The database is corrupted. In rare cases, a failed update, a server crash, or a botched migration corrupts the wp_users table, and none of the phpMyAdmin steps work correctly. Database repair requires server-level access and MySQL expertise that goes beyond what hosting control panel tools provide.
Seahawk’s 24/7 WordPress support team handles all three scenarios and can recover access without data loss regardless of how the lockout occurred.
Frequently Asked Questions
Will I lose my website content if I reset my WordPress password?
No. Resetting a WordPress password only changes the login credentials for that user account. All posts, pages, media, settings, plugins, and themes remain completely untouched. Your site continues running normally for all visitors during and after the password reset process.
What if I forgot both my WordPress username and password?
If you have forgotten both your username and your password, go to the WordPress login page and click “Lost your password.” Enter the email address registered on your account. You do not need the username to receive a reset link. Alternatively, open the wp_users table in phpMyAdmin to see all usernames on the site, then reset the password for the correct account.
Why is my WordPress password reset email not arriving?
The four most common reasons are that the email went to your spam folder, the email address on your WordPress account is different from the one you are checking, your hosting server is not configured to send email via PHP mail(), or your hosting provider blocks outgoing email on shared plans. Check the spam folder first, verify the email address on the account in phpMyAdmin, then configure WP Mail SMTP to use a proper transactional email service.
Can I reset my WordPress password without email access?
Yes. Three methods work without email access. The phpMyAdmin database method, the WP-CLI command line method, and the emergency PHP reset script. All three are covered in detail above with step-by-step instructions. The phpMyAdmin method is the most accessible for non-developers as it only requires your hosting control panel login.
Is it safe to use phpMyAdmin to reset a WordPress password?
Yes, when done correctly. The only risk is accidentally editing or deleting the wrong row in the database. Follow the steps exactly, only edit the user_pass field, and select MD5 as the function. WordPress will re-hash the password with its own stronger algorithm on first login. Always take a database backup before making any changes in phpMyAdmin.

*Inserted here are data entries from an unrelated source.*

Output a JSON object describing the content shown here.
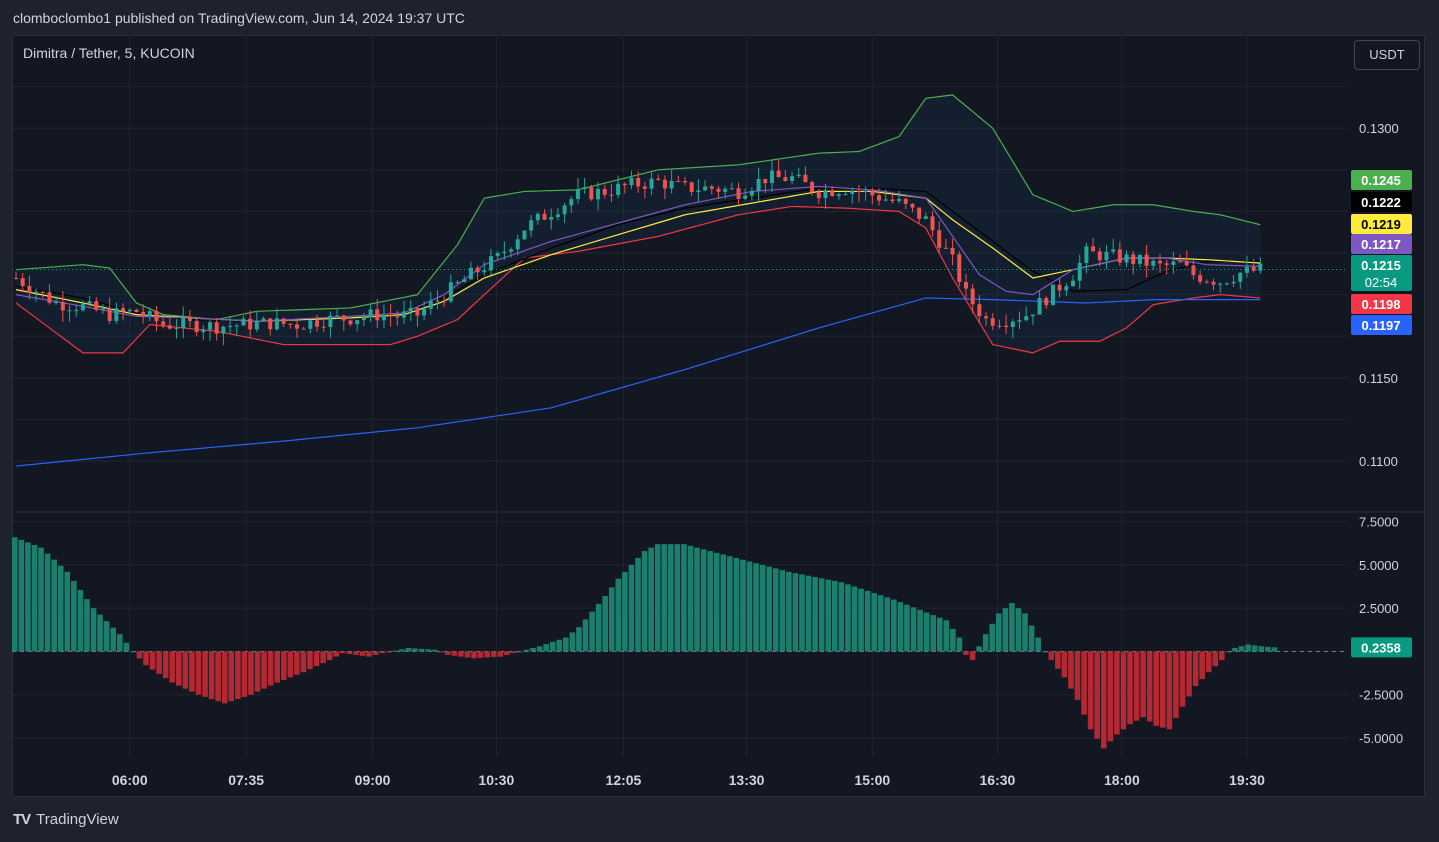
{
  "header": {
    "published": "clomboclombo1 published on TradingView.com, Jun 14, 2024 19:37 UTC"
  },
  "symbol": "Dimitra / Tether, 5, KUCOIN",
  "currency": "USDT",
  "brand": {
    "logo": "TV",
    "name": "TradingView"
  },
  "colors": {
    "bg": "#131722",
    "up": "#26a69a",
    "down": "#ef5350",
    "bb_upper": "#4caf50",
    "bb_lower": "#f23645",
    "ma_black": "#000000",
    "ma_yellow": "#ffeb3b",
    "ma_purple": "#7e57c2",
    "ma_blue": "#2962ff",
    "hist_up": "#1b7f6e",
    "hist_down": "#b22833"
  },
  "chart_data": [
    {
      "type": "candlestick",
      "x_ticks": [
        "06:00",
        "07:35",
        "09:00",
        "10:30",
        "12:05",
        "13:30",
        "15:00",
        "16:30",
        "18:00",
        "19:30"
      ],
      "y_ticks": [
        "0.1300",
        "0.1150",
        "0.1100"
      ],
      "ylim": [
        0.107,
        0.135
      ],
      "grid": true,
      "price_labels": [
        {
          "value": "0.1245",
          "series": "bb-upper",
          "color": "#4caf50"
        },
        {
          "value": "0.1222",
          "series": "ma-black",
          "color": "#000000"
        },
        {
          "value": "0.1219",
          "series": "ma-yellow",
          "color": "#ffeb3b"
        },
        {
          "value": "0.1217",
          "series": "ma-purple",
          "color": "#7e57c2"
        },
        {
          "value": "0.1215",
          "series": "last-price",
          "color": "#089981",
          "countdown": "02:54"
        },
        {
          "value": "0.1198",
          "series": "bb-lower",
          "color": "#f23645"
        },
        {
          "value": "0.1197",
          "series": "ma-blue",
          "color": "#2962ff"
        }
      ],
      "last_price": 0.1215,
      "candle_anchors": [
        [
          0,
          0.121
        ],
        [
          6,
          0.1195
        ],
        [
          10,
          0.1193
        ],
        [
          14,
          0.1188
        ],
        [
          18,
          0.119
        ],
        [
          22,
          0.1182
        ],
        [
          26,
          0.1182
        ],
        [
          30,
          0.1181
        ],
        [
          34,
          0.1182
        ],
        [
          38,
          0.1183
        ],
        [
          42,
          0.1182
        ],
        [
          46,
          0.1185
        ],
        [
          50,
          0.1186
        ],
        [
          54,
          0.1188
        ],
        [
          57,
          0.1187
        ],
        [
          60,
          0.1188
        ],
        [
          64,
          0.12
        ],
        [
          68,
          0.1212
        ],
        [
          72,
          0.1222
        ],
        [
          76,
          0.124
        ],
        [
          80,
          0.125
        ],
        [
          84,
          0.126
        ],
        [
          88,
          0.1262
        ],
        [
          92,
          0.1266
        ],
        [
          96,
          0.1268
        ],
        [
          100,
          0.1264
        ],
        [
          104,
          0.1264
        ],
        [
          108,
          0.1262
        ],
        [
          112,
          0.127
        ],
        [
          116,
          0.127
        ],
        [
          120,
          0.1262
        ],
        [
          124,
          0.1264
        ],
        [
          128,
          0.126
        ],
        [
          132,
          0.1255
        ],
        [
          136,
          0.1245
        ],
        [
          140,
          0.122
        ],
        [
          142,
          0.12
        ],
        [
          145,
          0.1185
        ],
        [
          148,
          0.1185
        ],
        [
          151,
          0.1188
        ],
        [
          154,
          0.1198
        ],
        [
          158,
          0.1212
        ],
        [
          160,
          0.1225
        ],
        [
          164,
          0.1223
        ],
        [
          168,
          0.122
        ],
        [
          171,
          0.1217
        ],
        [
          174,
          0.1218
        ],
        [
          176,
          0.1212
        ],
        [
          180,
          0.1208
        ],
        [
          183,
          0.1213
        ],
        [
          186,
          0.1215
        ]
      ],
      "series": [
        {
          "name": "bb-upper",
          "anchors": [
            [
              0,
              0.1215
            ],
            [
              10,
              0.1218
            ],
            [
              14,
              0.1216
            ],
            [
              18,
              0.1195
            ],
            [
              22,
              0.1188
            ],
            [
              30,
              0.1185
            ],
            [
              36,
              0.119
            ],
            [
              50,
              0.1192
            ],
            [
              60,
              0.12
            ],
            [
              66,
              0.123
            ],
            [
              70,
              0.1258
            ],
            [
              76,
              0.1262
            ],
            [
              84,
              0.1263
            ],
            [
              96,
              0.1275
            ],
            [
              108,
              0.1278
            ],
            [
              120,
              0.1285
            ],
            [
              126,
              0.1286
            ],
            [
              132,
              0.1295
            ],
            [
              136,
              0.1318
            ],
            [
              140,
              0.132
            ],
            [
              146,
              0.13
            ],
            [
              152,
              0.126
            ],
            [
              158,
              0.125
            ],
            [
              164,
              0.1254
            ],
            [
              170,
              0.1254
            ],
            [
              176,
              0.125
            ],
            [
              180,
              0.1248
            ],
            [
              186,
              0.1242
            ]
          ]
        },
        {
          "name": "bb-lower",
          "anchors": [
            [
              0,
              0.1195
            ],
            [
              10,
              0.1165
            ],
            [
              16,
              0.1165
            ],
            [
              20,
              0.1182
            ],
            [
              30,
              0.1178
            ],
            [
              40,
              0.117
            ],
            [
              50,
              0.117
            ],
            [
              56,
              0.117
            ],
            [
              60,
              0.1175
            ],
            [
              66,
              0.1185
            ],
            [
              70,
              0.12
            ],
            [
              76,
              0.1222
            ],
            [
              84,
              0.1226
            ],
            [
              96,
              0.1235
            ],
            [
              108,
              0.1248
            ],
            [
              116,
              0.1253
            ],
            [
              124,
              0.1252
            ],
            [
              132,
              0.125
            ],
            [
              136,
              0.124
            ],
            [
              140,
              0.121
            ],
            [
              146,
              0.117
            ],
            [
              152,
              0.1165
            ],
            [
              156,
              0.1172
            ],
            [
              162,
              0.1172
            ],
            [
              166,
              0.118
            ],
            [
              170,
              0.1194
            ],
            [
              176,
              0.1198
            ],
            [
              180,
              0.12
            ],
            [
              186,
              0.1198
            ]
          ]
        },
        {
          "name": "ma-black",
          "anchors": [
            [
              0,
              0.1205
            ],
            [
              10,
              0.1198
            ],
            [
              18,
              0.1189
            ],
            [
              26,
              0.1185
            ],
            [
              36,
              0.1184
            ],
            [
              50,
              0.1186
            ],
            [
              58,
              0.1189
            ],
            [
              64,
              0.1198
            ],
            [
              70,
              0.1212
            ],
            [
              80,
              0.1228
            ],
            [
              90,
              0.1242
            ],
            [
              100,
              0.1252
            ],
            [
              110,
              0.1258
            ],
            [
              120,
              0.1264
            ],
            [
              128,
              0.1264
            ],
            [
              136,
              0.1262
            ],
            [
              140,
              0.125
            ],
            [
              146,
              0.1232
            ],
            [
              152,
              0.1214
            ],
            [
              158,
              0.1202
            ],
            [
              166,
              0.1203
            ],
            [
              172,
              0.1214
            ],
            [
              178,
              0.122
            ],
            [
              186,
              0.122
            ]
          ]
        },
        {
          "name": "ma-yellow",
          "anchors": [
            [
              0,
              0.1203
            ],
            [
              10,
              0.1195
            ],
            [
              18,
              0.1188
            ],
            [
              26,
              0.1186
            ],
            [
              36,
              0.1184
            ],
            [
              50,
              0.1186
            ],
            [
              58,
              0.1188
            ],
            [
              64,
              0.1196
            ],
            [
              70,
              0.121
            ],
            [
              80,
              0.1224
            ],
            [
              90,
              0.1236
            ],
            [
              100,
              0.1248
            ],
            [
              110,
              0.1255
            ],
            [
              120,
              0.1262
            ],
            [
              128,
              0.1262
            ],
            [
              136,
              0.1258
            ],
            [
              140,
              0.1245
            ],
            [
              146,
              0.1228
            ],
            [
              152,
              0.121
            ],
            [
              158,
              0.1215
            ],
            [
              166,
              0.1222
            ],
            [
              172,
              0.1222
            ],
            [
              178,
              0.1221
            ],
            [
              186,
              0.1219
            ]
          ]
        },
        {
          "name": "ma-purple",
          "anchors": [
            [
              0,
              0.12
            ],
            [
              10,
              0.1193
            ],
            [
              18,
              0.1187
            ],
            [
              26,
              0.1186
            ],
            [
              36,
              0.1184
            ],
            [
              50,
              0.1187
            ],
            [
              58,
              0.1189
            ],
            [
              64,
              0.12
            ],
            [
              70,
              0.1218
            ],
            [
              80,
              0.1232
            ],
            [
              90,
              0.1243
            ],
            [
              100,
              0.1254
            ],
            [
              110,
              0.1262
            ],
            [
              120,
              0.1265
            ],
            [
              128,
              0.1263
            ],
            [
              136,
              0.1258
            ],
            [
              140,
              0.1235
            ],
            [
              144,
              0.1212
            ],
            [
              148,
              0.1202
            ],
            [
              152,
              0.12
            ],
            [
              158,
              0.1215
            ],
            [
              166,
              0.1222
            ],
            [
              172,
              0.1222
            ],
            [
              178,
              0.1218
            ],
            [
              186,
              0.1217
            ]
          ]
        },
        {
          "name": "ma-blue",
          "anchors": [
            [
              0,
              0.1097
            ],
            [
              20,
              0.1105
            ],
            [
              40,
              0.1112
            ],
            [
              60,
              0.112
            ],
            [
              80,
              0.1132
            ],
            [
              100,
              0.1155
            ],
            [
              120,
              0.118
            ],
            [
              136,
              0.1198
            ],
            [
              146,
              0.1197
            ],
            [
              160,
              0.1195
            ],
            [
              170,
              0.1197
            ],
            [
              186,
              0.1197
            ]
          ]
        }
      ]
    },
    {
      "type": "histogram",
      "y_ticks": [
        "7.5000",
        "5.0000",
        "2.5000",
        "0.0000",
        "-2.5000",
        "-5.0000"
      ],
      "ylim": [
        -6.1,
        8.0
      ],
      "last_value": "0.2358",
      "anchors": [
        [
          0,
          6.6
        ],
        [
          4,
          6.0
        ],
        [
          8,
          4.6
        ],
        [
          12,
          2.5
        ],
        [
          16,
          1.0
        ],
        [
          18,
          0.0
        ],
        [
          20,
          -0.8
        ],
        [
          24,
          -1.8
        ],
        [
          28,
          -2.5
        ],
        [
          32,
          -3.0
        ],
        [
          36,
          -2.5
        ],
        [
          40,
          -1.8
        ],
        [
          44,
          -1.2
        ],
        [
          48,
          -0.5
        ],
        [
          50,
          -0.1
        ],
        [
          54,
          -0.3
        ],
        [
          56,
          -0.1
        ],
        [
          60,
          0.2
        ],
        [
          64,
          0.1
        ],
        [
          66,
          -0.2
        ],
        [
          70,
          -0.4
        ],
        [
          74,
          -0.3
        ],
        [
          76,
          -0.1
        ],
        [
          80,
          0.3
        ],
        [
          84,
          0.8
        ],
        [
          86,
          1.4
        ],
        [
          88,
          2.3
        ],
        [
          90,
          3.2
        ],
        [
          92,
          4.2
        ],
        [
          94,
          5.0
        ],
        [
          96,
          5.8
        ],
        [
          98,
          6.2
        ],
        [
          102,
          6.2
        ],
        [
          104,
          6.0
        ],
        [
          106,
          5.8
        ],
        [
          110,
          5.4
        ],
        [
          114,
          5.0
        ],
        [
          118,
          4.6
        ],
        [
          122,
          4.3
        ],
        [
          126,
          4.0
        ],
        [
          130,
          3.5
        ],
        [
          134,
          3.0
        ],
        [
          138,
          2.4
        ],
        [
          142,
          1.8
        ],
        [
          144,
          0.8
        ],
        [
          145,
          -0.2
        ],
        [
          146,
          -0.5
        ],
        [
          147,
          0.3
        ],
        [
          148,
          1.0
        ],
        [
          150,
          2.2
        ],
        [
          152,
          2.8
        ],
        [
          154,
          2.2
        ],
        [
          156,
          0.8
        ],
        [
          157,
          0.0
        ],
        [
          158,
          -0.5
        ],
        [
          160,
          -1.5
        ],
        [
          162,
          -2.8
        ],
        [
          164,
          -4.5
        ],
        [
          166,
          -5.6
        ],
        [
          168,
          -4.8
        ],
        [
          170,
          -4.2
        ],
        [
          172,
          -3.8
        ],
        [
          174,
          -4.3
        ],
        [
          176,
          -4.5
        ],
        [
          178,
          -3.2
        ],
        [
          180,
          -2.0
        ],
        [
          182,
          -1.2
        ],
        [
          184,
          -0.5
        ],
        [
          185,
          0.0
        ],
        [
          186,
          0.2
        ],
        [
          188,
          0.4
        ],
        [
          190,
          0.3
        ],
        [
          192,
          0.2358
        ]
      ]
    }
  ]
}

How do I reset the password for a WordPress multisite network?
For a multisite network, the Super Admin password can be reset using the same methods above. The login page, phpMyAdmin, and WP-CLI all work for multisite. For WP-CLI, use wp user update with the –url flag to specify the network URL. The wp_users table in phpMyAdmin contains all users across the network, so you can reset any account at the database level.
What is the fastest way to recover a lost WordPress password?

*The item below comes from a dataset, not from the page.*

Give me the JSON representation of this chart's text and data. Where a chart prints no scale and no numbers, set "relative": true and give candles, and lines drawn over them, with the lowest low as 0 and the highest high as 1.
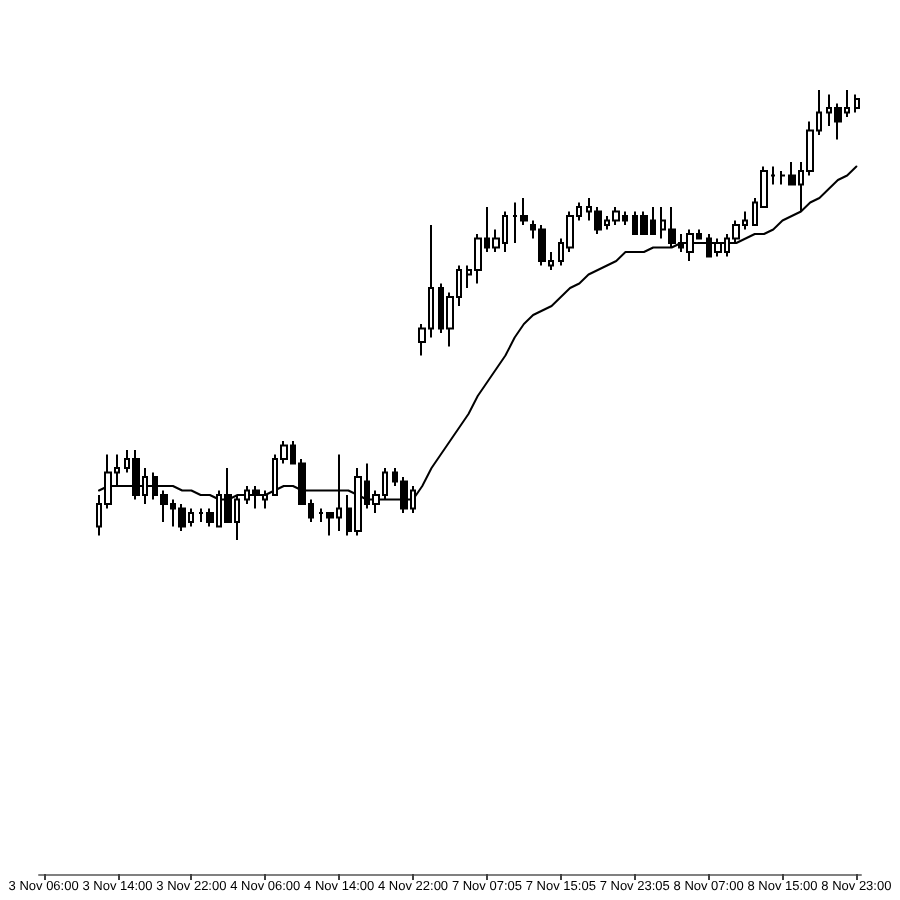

The fastest method is to reset the built-in WordPress login page at yoursite.com/wp-login.php. Click Lost your password, enter your username or email address, and click the reset link in the email that arrives. This takes most users under two minutes. If the email does not arrive, the next fastest method is using WordPress Toolkit or Softaculous in your hosting control panel to reset the password without any database access.
How do I prevent getting locked out of WordPress again?
Store your credentials in a password manager, enable two-factor authentication using a plugin like WP 2FA, configure WP Mail SMTP so password reset emails arrive reliably, and run a WordPress maintenance plan that includes security hardening and login protection. These four steps together make a future lockout almost impossible.